Ах, ну почему рядом нет брата Круврашпури? Он бы сейчас так обосновал все, чего мне только ни захочется — ни один Конклав не докопается! А этот сыч-примас еще неизвестно что прокрякает.
— Боги… хм… Боги заповедовали нам воздавать равным за равное, что в своем своде законов записал еще просветленный Лугальзагеси, царь древнего Агаде, которому слова Небес принес сам вестник богов Каку. — примас-то, оказывается, моментально просек текущий политический момент и вовсе не горит наступать на мозоли Зуликовым зятьям. — Истинно, так записано в книге его деяний.

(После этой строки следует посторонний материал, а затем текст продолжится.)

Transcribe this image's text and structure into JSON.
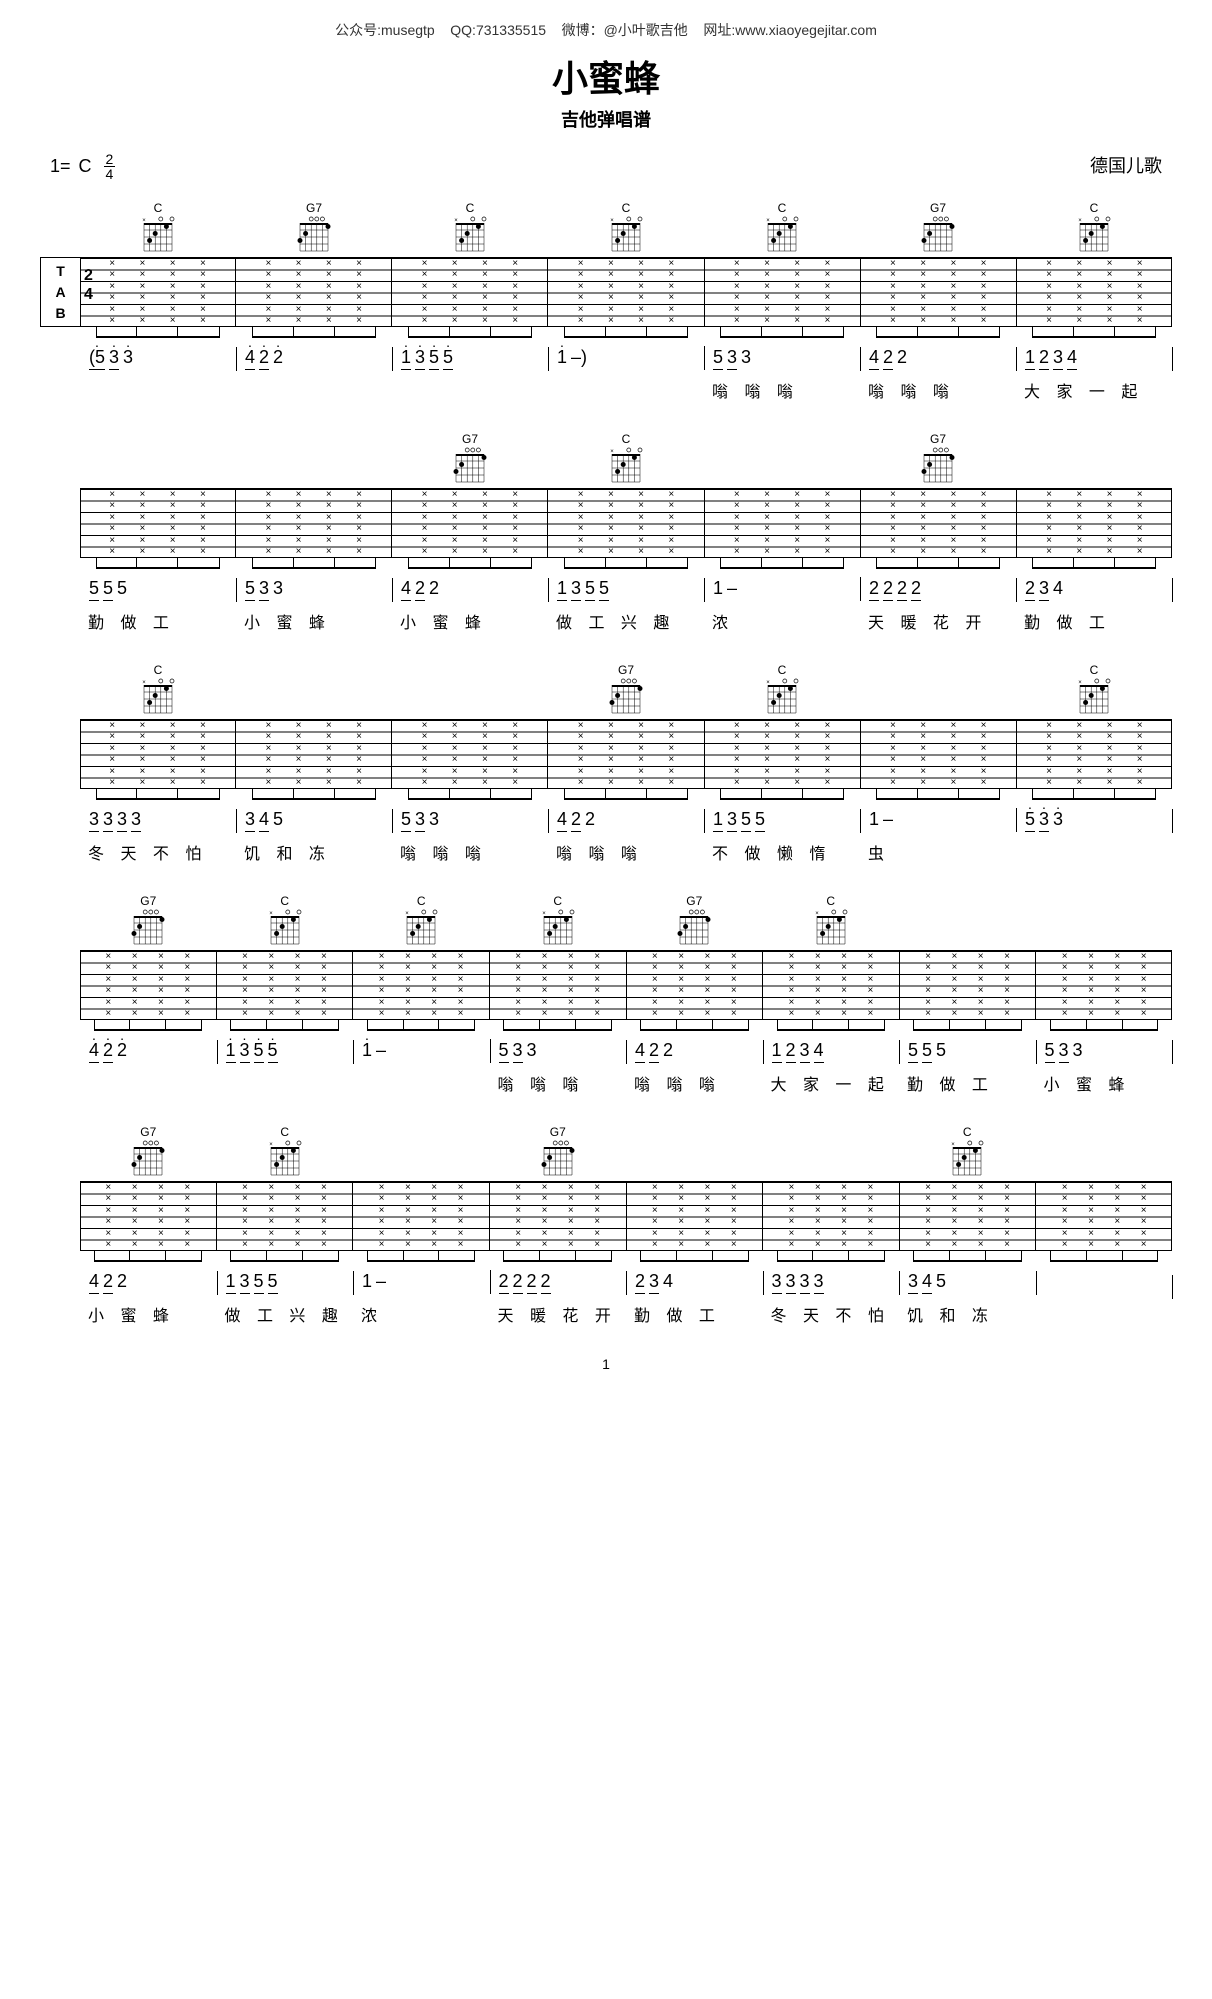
{
  "header": {
    "wechat_label": "公众号:",
    "wechat": "musegtp",
    "qq_label": "QQ:",
    "qq": "731335515",
    "weibo_label": "微博：",
    "weibo": "@小叶歌吉他",
    "site_label": "网址:",
    "site": "www.xiaoyegejitar.com"
  },
  "title": "小蜜蜂",
  "subtitle": "吉他弹唱谱",
  "key_prefix": "1=",
  "key": "C",
  "time_sig_num": "2",
  "time_sig_den": "4",
  "origin": "德国儿歌",
  "tab_clef": [
    "T",
    "A",
    "B"
  ],
  "chord_shapes": {
    "C": {
      "name": "C",
      "dots": [
        [
          1,
          0,
          "o"
        ],
        [
          2,
          1,
          "●"
        ],
        [
          3,
          0,
          "o"
        ],
        [
          4,
          2,
          "●"
        ],
        [
          5,
          3,
          "●"
        ]
      ],
      "mute": [
        6
      ]
    },
    "G7": {
      "name": "G7",
      "dots": [
        [
          1,
          1,
          "●"
        ],
        [
          2,
          0,
          "o"
        ],
        [
          3,
          0,
          "o"
        ],
        [
          4,
          0,
          "o"
        ],
        [
          5,
          2,
          "●"
        ],
        [
          6,
          3,
          "●"
        ]
      ],
      "mute": []
    }
  },
  "systems": [
    {
      "chords": [
        "C",
        "G7",
        "C",
        "C",
        "C",
        "G7",
        "C"
      ],
      "chord_widths": [
        1,
        1,
        1,
        1,
        1,
        1,
        1
      ],
      "bars": 7,
      "first_ts": true,
      "numbers": [
        {
          "notes": [
            "(5̇",
            "3̇",
            "3̇"
          ],
          "groups": [
            [
              0,
              1
            ]
          ]
        },
        {
          "notes": [
            "4̇",
            "2̇",
            "2̇"
          ],
          "groups": [
            [
              0,
              1
            ]
          ]
        },
        {
          "notes": [
            "1̇",
            "3̇",
            "5̇",
            "5̇"
          ],
          "groups": [
            [
              0,
              1
            ],
            [
              2,
              3
            ]
          ]
        },
        {
          "notes": [
            "1̇",
            "–)"
          ],
          "groups": []
        },
        {
          "notes": [
            "5",
            "3",
            "3"
          ],
          "groups": [
            [
              0,
              1
            ]
          ]
        },
        {
          "notes": [
            "4",
            "2",
            "2"
          ],
          "groups": [
            [
              0,
              1
            ]
          ]
        },
        {
          "notes": [
            "1",
            "2",
            "3",
            "4"
          ],
          "groups": [
            [
              0,
              1
            ],
            [
              2,
              3
            ]
          ]
        }
      ],
      "lyrics": [
        "",
        "",
        "",
        "",
        "嗡 嗡 嗡",
        "嗡 嗡 嗡",
        "大 家 一 起"
      ]
    },
    {
      "chords": [
        "",
        "",
        "G7",
        "C",
        "",
        "G7",
        ""
      ],
      "chord_widths": [
        1,
        1,
        1,
        1,
        1,
        1,
        1
      ],
      "bars": 7,
      "numbers": [
        {
          "notes": [
            "5",
            "5",
            "5"
          ],
          "groups": [
            [
              0,
              1
            ]
          ]
        },
        {
          "notes": [
            "5",
            "3",
            "3"
          ],
          "groups": [
            [
              0,
              1
            ]
          ]
        },
        {
          "notes": [
            "4",
            "2",
            "2"
          ],
          "groups": [
            [
              0,
              1
            ]
          ]
        },
        {
          "notes": [
            "1",
            "3",
            "5",
            "5"
          ],
          "groups": [
            [
              0,
              1
            ],
            [
              2,
              3
            ]
          ]
        },
        {
          "notes": [
            "1",
            "–"
          ],
          "groups": []
        },
        {
          "notes": [
            "2",
            "2",
            "2",
            "2"
          ],
          "groups": [
            [
              0,
              1
            ],
            [
              2,
              3
            ]
          ]
        },
        {
          "notes": [
            "2",
            "3",
            "4"
          ],
          "groups": [
            [
              0,
              1
            ]
          ]
        }
      ],
      "lyrics": [
        "勤 做 工",
        "小 蜜 蜂",
        "小 蜜 蜂",
        "做 工 兴 趣",
        "浓",
        "天 暖 花 开",
        "勤 做 工"
      ]
    },
    {
      "chords": [
        "C",
        "",
        "",
        "G7",
        "C",
        "",
        "C"
      ],
      "chord_widths": [
        1,
        1,
        1,
        1,
        1,
        1,
        1
      ],
      "bars": 7,
      "numbers": [
        {
          "notes": [
            "3",
            "3",
            "3",
            "3"
          ],
          "groups": [
            [
              0,
              1
            ],
            [
              2,
              3
            ]
          ]
        },
        {
          "notes": [
            "3",
            "4",
            "5"
          ],
          "groups": [
            [
              0,
              1
            ]
          ]
        },
        {
          "notes": [
            "5",
            "3",
            "3"
          ],
          "groups": [
            [
              0,
              1
            ]
          ]
        },
        {
          "notes": [
            "4",
            "2",
            "2"
          ],
          "groups": [
            [
              0,
              1
            ]
          ]
        },
        {
          "notes": [
            "1",
            "3",
            "5",
            "5"
          ],
          "groups": [
            [
              0,
              1
            ],
            [
              2,
              3
            ]
          ]
        },
        {
          "notes": [
            "1",
            "–"
          ],
          "groups": []
        },
        {
          "notes": [
            "5̇",
            "3̇",
            "3̇"
          ],
          "groups": [
            [
              0,
              1
            ]
          ]
        }
      ],
      "lyrics": [
        "冬 天 不 怕",
        "饥 和 冻",
        "嗡 嗡 嗡",
        "嗡 嗡 嗡",
        "不 做 懒 惰",
        "虫",
        ""
      ]
    },
    {
      "chords": [
        "G7",
        "C",
        "C",
        "C",
        "G7",
        "C",
        "",
        ""
      ],
      "chord_widths": [
        1,
        1,
        1,
        1,
        1,
        1,
        1,
        1
      ],
      "bars": 8,
      "numbers": [
        {
          "notes": [
            "4̇",
            "2̇",
            "2̇"
          ],
          "groups": [
            [
              0,
              1
            ]
          ]
        },
        {
          "notes": [
            "1̇",
            "3̇",
            "5̇",
            "5̇"
          ],
          "groups": [
            [
              0,
              1
            ],
            [
              2,
              3
            ]
          ]
        },
        {
          "notes": [
            "1̇",
            "–"
          ],
          "groups": []
        },
        {
          "notes": [
            "5",
            "3",
            "3"
          ],
          "groups": [
            [
              0,
              1
            ]
          ]
        },
        {
          "notes": [
            "4",
            "2",
            "2"
          ],
          "groups": [
            [
              0,
              1
            ]
          ]
        },
        {
          "notes": [
            "1",
            "2",
            "3",
            "4"
          ],
          "groups": [
            [
              0,
              1
            ],
            [
              2,
              3
            ]
          ]
        },
        {
          "notes": [
            "5",
            "5",
            "5"
          ],
          "groups": [
            [
              0,
              1
            ]
          ]
        },
        {
          "notes": [
            "5",
            "3",
            "3"
          ],
          "groups": [
            [
              0,
              1
            ]
          ]
        }
      ],
      "lyrics": [
        "",
        "",
        "",
        "嗡 嗡 嗡",
        "嗡 嗡 嗡",
        "大 家 一 起",
        "勤 做 工",
        "小 蜜 蜂"
      ]
    },
    {
      "chords": [
        "G7",
        "C",
        "",
        "G7",
        "",
        "",
        "C",
        ""
      ],
      "chord_widths": [
        1,
        1,
        1,
        1,
        1,
        1,
        1,
        1
      ],
      "bars": 8,
      "numbers": [
        {
          "notes": [
            "4",
            "2",
            "2"
          ],
          "groups": [
            [
              0,
              1
            ]
          ]
        },
        {
          "notes": [
            "1",
            "3",
            "5",
            "5"
          ],
          "groups": [
            [
              0,
              1
            ],
            [
              2,
              3
            ]
          ]
        },
        {
          "notes": [
            "1",
            "–"
          ],
          "groups": []
        },
        {
          "notes": [
            "2",
            "2",
            "2",
            "2"
          ],
          "groups": [
            [
              0,
              1
            ],
            [
              2,
              3
            ]
          ]
        },
        {
          "notes": [
            "2",
            "3",
            "4"
          ],
          "groups": [
            [
              0,
              1
            ]
          ]
        },
        {
          "notes": [
            "3",
            "3",
            "3",
            "3"
          ],
          "groups": [
            [
              0,
              1
            ],
            [
              2,
              3
            ]
          ]
        },
        {
          "notes": [
            "3",
            "4",
            "5"
          ],
          "groups": [
            [
              0,
              1
            ]
          ]
        },
        {
          "notes": []
        }
      ],
      "lyrics": [
        "小 蜜 蜂",
        "做 工 兴 趣",
        "浓",
        "天 暖 花 开",
        "勤 做 工",
        "冬 天 不 怕",
        "饥 和 冻",
        ""
      ]
    }
  ],
  "page_number": "1",
  "colors": {
    "text": "#000000",
    "bg": "#ffffff"
  }
}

— Ну, с совсем равным у нас тут будет сложновато. — задумчивым тоном произнес я. — Поскольку лично князь никого не убил — только попытался, — но, думается, я смогу принять такое решение, которое не нарушит Мировую Гармонию. Ведь это именно из-за его попытки Смерть едва не прибрал царевича Утмира, я говорил об этом.
С трудом поднявшись со своего места, я добавил, подпустив в голос обличительной торжественности:
— Зулик Тимариани, Совет постановил, что ты виновен в измене, и я, Лисапет из рода Крылатых Ежей, царь Ашшории, приговариваю тебя и твоих соучастников к смерти. — князь вздохнул и склонил голову, но держался, в целом, молодцом. — Но я не снимал с себя монашеских обетов, потому должен быть милосерден — ты выпьешь яду. А дабы уж полностью все было по справедливости, даст его тебе тот, кого ты искалечил — мой внук, царевич Утмир.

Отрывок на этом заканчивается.